A group of British zoology students spent several holidays at a warren on Mayo's Mullet Peninsula in a determined attempt at a census. This included watching 20 separate rabbits with binoculars for two hours each to get some idea of their comings and goings. Their final estimate for the dunes came out at 383 rabbits per hectare, which caused Prof James Fairley, so expert on our furry mammals, to wonder about double-counting in judging which rabbits used which holes.
Ten rabbits eat as much grass as one sheep (only half-a-dozen if it's the IFA talking), so the war goes on to keep numbers down. There are new poisons and gases, new ways of blowing up burrows from a safe distance.
But there are also new predators in Ireland since myxo. Along with stoat, fox and badger, there has been the island-wide spread of feral mink and a quite new resurgence of the pine marten.

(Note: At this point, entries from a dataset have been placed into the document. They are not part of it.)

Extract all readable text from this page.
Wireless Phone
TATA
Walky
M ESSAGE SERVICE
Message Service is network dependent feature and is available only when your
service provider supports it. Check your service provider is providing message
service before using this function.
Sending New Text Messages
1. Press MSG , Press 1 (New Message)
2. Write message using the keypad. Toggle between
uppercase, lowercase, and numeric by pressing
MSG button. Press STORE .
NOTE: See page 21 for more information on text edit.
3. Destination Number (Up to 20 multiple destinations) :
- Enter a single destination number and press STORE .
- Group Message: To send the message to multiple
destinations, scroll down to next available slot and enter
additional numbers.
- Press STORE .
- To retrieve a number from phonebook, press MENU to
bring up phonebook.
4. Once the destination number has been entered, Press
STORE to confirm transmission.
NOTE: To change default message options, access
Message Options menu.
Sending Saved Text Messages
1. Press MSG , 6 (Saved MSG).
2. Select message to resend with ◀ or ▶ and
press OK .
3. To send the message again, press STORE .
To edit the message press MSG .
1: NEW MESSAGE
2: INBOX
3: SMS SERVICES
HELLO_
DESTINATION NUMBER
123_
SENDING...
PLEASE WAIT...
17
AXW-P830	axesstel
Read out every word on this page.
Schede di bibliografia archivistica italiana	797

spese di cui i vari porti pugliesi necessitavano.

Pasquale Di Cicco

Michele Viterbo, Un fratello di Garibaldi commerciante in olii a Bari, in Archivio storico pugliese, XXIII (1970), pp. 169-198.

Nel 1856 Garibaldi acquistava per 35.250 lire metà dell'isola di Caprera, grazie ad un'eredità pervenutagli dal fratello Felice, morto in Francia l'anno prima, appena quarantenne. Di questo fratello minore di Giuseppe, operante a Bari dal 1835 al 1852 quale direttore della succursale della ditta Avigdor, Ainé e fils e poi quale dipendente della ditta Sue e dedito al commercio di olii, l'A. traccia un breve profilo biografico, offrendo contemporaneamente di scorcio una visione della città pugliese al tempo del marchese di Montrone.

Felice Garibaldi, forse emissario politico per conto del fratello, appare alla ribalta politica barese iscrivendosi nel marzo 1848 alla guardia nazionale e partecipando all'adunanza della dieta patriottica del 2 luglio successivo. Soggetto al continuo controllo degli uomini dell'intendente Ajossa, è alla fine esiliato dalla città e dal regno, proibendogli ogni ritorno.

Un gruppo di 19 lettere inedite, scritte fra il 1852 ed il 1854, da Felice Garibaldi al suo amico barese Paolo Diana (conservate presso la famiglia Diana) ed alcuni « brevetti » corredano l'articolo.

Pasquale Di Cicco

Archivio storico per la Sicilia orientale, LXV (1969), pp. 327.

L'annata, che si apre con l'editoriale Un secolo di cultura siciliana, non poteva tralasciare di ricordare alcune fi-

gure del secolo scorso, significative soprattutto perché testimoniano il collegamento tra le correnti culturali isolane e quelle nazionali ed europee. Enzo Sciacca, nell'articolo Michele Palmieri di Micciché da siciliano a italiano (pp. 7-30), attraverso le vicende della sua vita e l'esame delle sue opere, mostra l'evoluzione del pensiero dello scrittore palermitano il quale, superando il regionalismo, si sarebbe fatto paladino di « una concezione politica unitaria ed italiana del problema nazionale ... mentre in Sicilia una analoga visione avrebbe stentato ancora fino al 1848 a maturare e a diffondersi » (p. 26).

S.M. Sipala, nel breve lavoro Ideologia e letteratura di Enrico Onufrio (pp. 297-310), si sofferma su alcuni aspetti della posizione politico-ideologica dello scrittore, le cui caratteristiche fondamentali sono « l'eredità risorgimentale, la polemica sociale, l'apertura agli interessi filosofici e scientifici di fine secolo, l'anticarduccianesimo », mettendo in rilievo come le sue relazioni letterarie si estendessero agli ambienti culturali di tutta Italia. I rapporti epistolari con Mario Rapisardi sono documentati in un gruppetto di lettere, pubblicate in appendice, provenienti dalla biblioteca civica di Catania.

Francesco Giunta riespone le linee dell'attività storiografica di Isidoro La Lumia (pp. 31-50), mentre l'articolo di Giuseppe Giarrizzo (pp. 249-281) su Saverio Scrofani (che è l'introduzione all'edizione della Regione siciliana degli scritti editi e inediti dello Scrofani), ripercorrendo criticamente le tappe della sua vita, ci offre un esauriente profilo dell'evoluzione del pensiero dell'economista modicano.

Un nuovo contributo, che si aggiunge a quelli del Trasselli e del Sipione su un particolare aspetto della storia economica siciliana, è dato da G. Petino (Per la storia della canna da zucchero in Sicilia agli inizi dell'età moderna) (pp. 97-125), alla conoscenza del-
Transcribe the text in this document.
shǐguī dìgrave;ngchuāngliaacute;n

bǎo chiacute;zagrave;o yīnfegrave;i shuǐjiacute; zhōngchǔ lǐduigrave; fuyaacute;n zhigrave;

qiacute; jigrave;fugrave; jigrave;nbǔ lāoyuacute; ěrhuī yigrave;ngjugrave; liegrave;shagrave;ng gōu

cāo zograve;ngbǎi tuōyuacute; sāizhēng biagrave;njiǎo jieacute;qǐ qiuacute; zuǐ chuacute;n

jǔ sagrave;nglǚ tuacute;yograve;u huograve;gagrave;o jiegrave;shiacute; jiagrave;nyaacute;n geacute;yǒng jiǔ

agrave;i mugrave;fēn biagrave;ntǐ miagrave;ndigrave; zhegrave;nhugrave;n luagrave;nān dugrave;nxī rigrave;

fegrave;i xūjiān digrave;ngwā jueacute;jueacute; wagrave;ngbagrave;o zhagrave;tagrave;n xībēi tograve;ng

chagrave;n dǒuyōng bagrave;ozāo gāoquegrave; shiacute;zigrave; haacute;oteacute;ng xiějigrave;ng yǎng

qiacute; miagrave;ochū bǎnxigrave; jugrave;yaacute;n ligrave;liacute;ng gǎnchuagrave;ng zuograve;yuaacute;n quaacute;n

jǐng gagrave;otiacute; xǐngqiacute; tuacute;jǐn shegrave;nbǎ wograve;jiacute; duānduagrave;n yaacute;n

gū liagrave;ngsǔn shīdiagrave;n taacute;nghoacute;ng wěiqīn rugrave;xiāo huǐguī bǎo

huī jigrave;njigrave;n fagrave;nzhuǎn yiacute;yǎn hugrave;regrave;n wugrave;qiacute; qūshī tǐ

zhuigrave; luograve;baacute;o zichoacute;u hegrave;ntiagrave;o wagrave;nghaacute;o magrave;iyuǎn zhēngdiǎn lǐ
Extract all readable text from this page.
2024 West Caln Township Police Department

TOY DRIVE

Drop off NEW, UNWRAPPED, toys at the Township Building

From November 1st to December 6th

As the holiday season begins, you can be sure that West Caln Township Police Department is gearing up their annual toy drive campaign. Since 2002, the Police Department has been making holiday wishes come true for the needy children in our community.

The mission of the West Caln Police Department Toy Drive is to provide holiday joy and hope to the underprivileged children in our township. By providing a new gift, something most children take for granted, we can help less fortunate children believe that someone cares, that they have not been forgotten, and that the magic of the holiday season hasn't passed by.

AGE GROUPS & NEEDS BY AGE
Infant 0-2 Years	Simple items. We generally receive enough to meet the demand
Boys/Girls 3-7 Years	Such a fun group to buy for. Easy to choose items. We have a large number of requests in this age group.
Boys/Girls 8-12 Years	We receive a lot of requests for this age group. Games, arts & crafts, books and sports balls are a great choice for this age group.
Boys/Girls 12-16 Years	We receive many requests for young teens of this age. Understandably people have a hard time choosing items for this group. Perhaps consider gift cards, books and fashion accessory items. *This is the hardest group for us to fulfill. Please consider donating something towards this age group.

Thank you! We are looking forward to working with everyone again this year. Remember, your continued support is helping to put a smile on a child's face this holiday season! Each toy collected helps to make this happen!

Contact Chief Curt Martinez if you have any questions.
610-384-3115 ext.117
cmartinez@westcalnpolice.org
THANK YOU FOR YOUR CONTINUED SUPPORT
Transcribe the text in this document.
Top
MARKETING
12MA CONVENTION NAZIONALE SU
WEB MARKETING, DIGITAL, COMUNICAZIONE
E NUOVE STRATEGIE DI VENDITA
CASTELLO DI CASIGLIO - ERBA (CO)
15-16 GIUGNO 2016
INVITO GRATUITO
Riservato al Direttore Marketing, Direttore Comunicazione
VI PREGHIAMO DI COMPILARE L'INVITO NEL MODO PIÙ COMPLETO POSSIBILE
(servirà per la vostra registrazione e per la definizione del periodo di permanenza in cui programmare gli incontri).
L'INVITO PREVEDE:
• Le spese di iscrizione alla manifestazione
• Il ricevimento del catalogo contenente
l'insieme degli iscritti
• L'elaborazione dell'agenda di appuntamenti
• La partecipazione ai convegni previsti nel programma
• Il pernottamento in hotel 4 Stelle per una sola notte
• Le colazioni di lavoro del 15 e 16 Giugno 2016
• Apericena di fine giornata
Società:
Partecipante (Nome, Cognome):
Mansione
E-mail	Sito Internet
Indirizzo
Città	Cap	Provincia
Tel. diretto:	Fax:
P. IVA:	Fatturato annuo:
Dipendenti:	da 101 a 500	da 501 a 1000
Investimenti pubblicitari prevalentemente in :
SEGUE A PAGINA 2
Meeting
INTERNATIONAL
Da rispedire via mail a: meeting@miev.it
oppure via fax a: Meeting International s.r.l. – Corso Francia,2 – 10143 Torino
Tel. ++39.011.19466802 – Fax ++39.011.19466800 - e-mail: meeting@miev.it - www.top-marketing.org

Attack from the air must be increasing too, with each new introduction of a bird of prey. Golden eagles in Donegal, white-tailed eagles in Kerry, red kites in Wicklow, all count rabbits as food, as does the resident hen harrier and the buzzard, now rapidly expanding across the island. Perhaps, in these straitened times, humans, too, will welcome rabbit again to the menu: Gordon Ramsay, after all, does a creamy rabbit and wild garlic risotto, Richard Corrigan a saddle of rabbit with black pudding and mushroom juice.
Not everyone wants to get rid of rabbits: their nibbling can do a good job. The Murlough nature reserve in Co Down is Ireland's finest example of sand dunes and heath, exceptionally rich in wild plants and associated butterflies and moths. When myxomatosis wiped out most of the rabbits, the heath was quickly overwhelmed by prickly sea buckthorn, old heather and self-seeded trees. In the National Trust's struggle to restore the species-rich habitat, it actually imported rabbits and nursed them through their first winter with a supply of parsnips and carrots. Today, the re-established rabbits join ponies and cattle in keeping the sward free of unwanted vegetation.